Normal and power law distributions

[erszega]

Is it correct to say that independent random events (additively) lead to a normal distribution, and dependent random events (multiplicatively) lead to a power law distribution?

The following might be trivial, but it was quite interesting to find for me, someone with a very limited knowledge of mathematics or statistics:

Take a matrix of random numbers r(i,j), where 0 < r(i,j) < 1.

Let S(i) = int( ( r(i,1) + r(i,2) +...+ r(i,j) )*n ), with S(i) >= S(i-1) if i >= i-1, that is, S is a sorted list of the integer parts of the sums of random numbers multiplied by an integer.

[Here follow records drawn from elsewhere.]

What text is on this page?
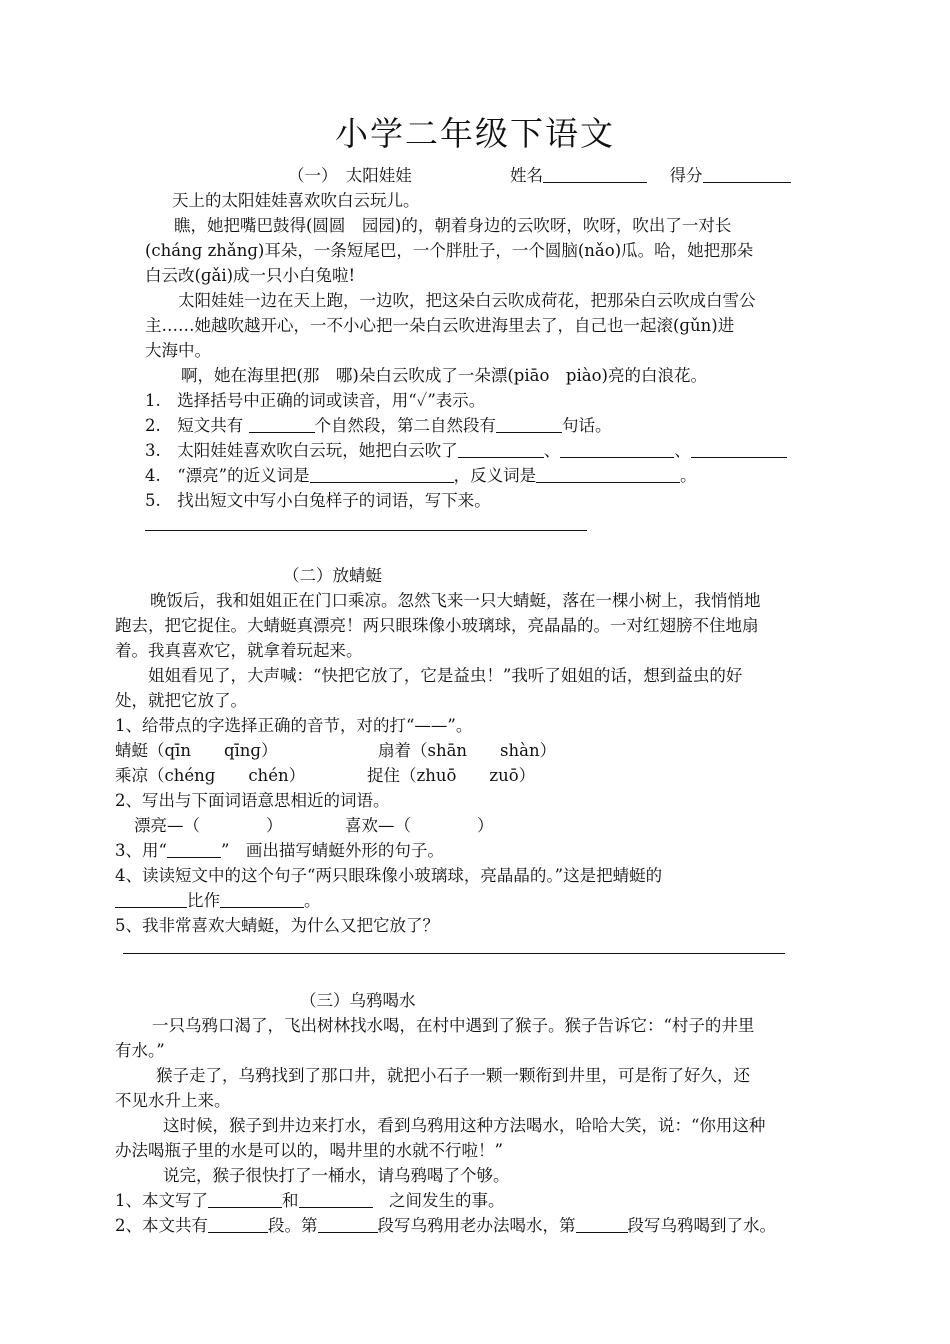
小学二年级下语文
（一）　太阳娃娃	姓名	得分
天上的太阳娃娃喜欢吹白云玩儿。
瞧，她把嘴巴鼓得(圆圆　园园)的，朝着身边的云吹呀，吹呀，吹出了一对长
(chánɡ zhǎnɡ)耳朵，一条短尾巴，一个胖肚子，一个圆脑(nǎo)瓜。哈，她把那朵
白云改(ɡǎi)成一只小白兔啦!
太阳娃娃一边在天上跑，一边吹，把这朵白云吹成荷花，把那朵白云吹成白雪公
主……她越吹越开心，一不小心把一朵白云吹进海里去了，自己也一起滚(ɡǔn)进
大海中。
啊，她在海里把(那　哪)朵白云吹成了一朵漂(piāo　piào)亮的白浪花。
1.　选择括号中正确的词或读音，用“✓”表示。
2.　短文共有	个自然段，第二自然段有	句话。
3.　太阳娃娃喜欢吹白云玩，她把白云吹了	、	、
4.　“漂亮”的近义词是	，反义词是	。
5.　找出短文中写小白兔样子的词语，写下来。
（二）放蜻蜓
晚饭后，我和姐姐正在门口乘凉。忽然飞来一只大蜻蜓，落在一棵小树上，我悄悄地
跑去，把它捉住。大蜻蜓真漂亮！两只眼珠像小玻璃球，亮晶晶的。一对红翅膀不住地扇
着。我真喜欢它，就拿着玩起来。
姐姐看见了，大声喊：“快把它放了，它是益虫！”我听了姐姐的话，想到益虫的好
处，就把它放了。
1、给带点的字选择正确的音节，对的打“——”。
蜻蜓（qīn　　qīnɡ）	扇着（shān　　shàn）
乘凉（chénɡ　　chén）	捉住（zhuō　　zuō）
2、写出与下面词语意思相近的词语。
漂亮—（　　　　）	喜欢—（　　　　）
3、用“	”　画出描写蜻蜓外形的句子。
4、读读短文中的这个句子“两只眼珠像小玻璃球，亮晶晶的。”这是把蜻蜓的
比作	。
5、我非常喜欢大蜻蜓，为什么又把它放了？
（三）乌鸦喝水
一只乌鸦口渴了，飞出树林找水喝，在村中遇到了猴子。猴子告诉它：“村子的井里
有水。”
猴子走了，乌鸦找到了那口井，就把小石子一颗一颗衔到井里，可是衔了好久，还
不见水升上来。
这时候，猴子到井边来打水，看到乌鸦用这种方法喝水，哈哈大笑，说：“你用这种
办法喝瓶子里的水是可以的，喝井里的水就不行啦！”
说完，猴子很快打了一桶水，请乌鸦喝了个够。
1、本文写了	和	　之间发生的事。
2、本文共有	段。第	段写乌鸦用老办法喝水，第	段写乌鸦喝到了水。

Let P(i) = int( ( r(i,1) * r(i,2) * ... * r(i,j) )*n ), with P(i) >= P(i-1) if i >= i-1, that is P is a sorted list of the integer parts of the products of random numbers multiplied by an integer.

Hypothesis (based simply on observation of graphs of S(i) and P(i)):

the higher the values of i and j, the more S(i) approximates normal distribution, and P(i) approximates a power-law distribution.

Is this right?

 

[erszega]

Apologies, I meant the frequency of each S(i) or P(i).
It may be better to describe what I did in the following way:
I used a spreadsheet, and created a table, consisting of, say, 10,000 rows and 5 columns, of random numbers (using the spreadsheet's random number function). Then I added (or multiplied) the random numbers in each row. I multiplied the sums (or products) by, say, 100, and took the integer parts (to create "bins"). Then I sorted the "bins", calculated the frequency (number of occurencies in the list) of each "bin", and then put a graph on the frequency list. I hope this makes sense.